学習させたモデルを使って、任意の入力値に対して予測値を出すことができます。
目的にあった機械学習アルゴリズムを選択しよう!
この記事ではPythonで簡単に実装できる機械学習アルゴリズム10選を紹介しました。
機械学習アルゴリズムを選択する際の指標を以下に示すので参考にしてみてください。
- 目的:
まず、このモデルを使用する目的を明確にすることが大切です。
分類、回帰、クラスタリングなど、さまざまなタスクに対応するモデルがあります。 - データの種類:
あなたのデータが数値データかカテゴリデータかに応じて、適切なアルゴリズムを選択する必要があります。 - 特徴量の数:
特徴量の数が多いか少ないかに応じて、適切なアルゴリズムを選択する必要があります。 - 分類タスクの場合:
二項分類問題であれば、ロジスティック回帰、サポートベクトルマシン、ナイーブベイズなどが適切な選択肢です。
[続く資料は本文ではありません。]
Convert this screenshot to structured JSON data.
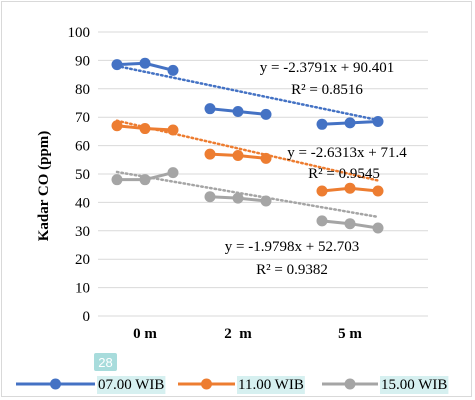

多項分類問題であれば、決定木、ランダムフォレスト、ニューラルネットワークなどが適切な選択肢です。 - 回帰タスクの場合:
線形回帰、SVMなどが適切な選択肢です。 - クラスタリングタスクの場合:
K平均法、PCAなどが適切な選択肢です。 - 計算速度:
一部のアルゴリズム(例えば、決定木)は他のアルゴリズム(例えば、サポートベクトルマシン)よりも高速に動作しますが、正確性は低くなります。 - 予測精度:
最も重要なことは、アルゴリズムが予測タスクにおいて適切な精度を達成できることです。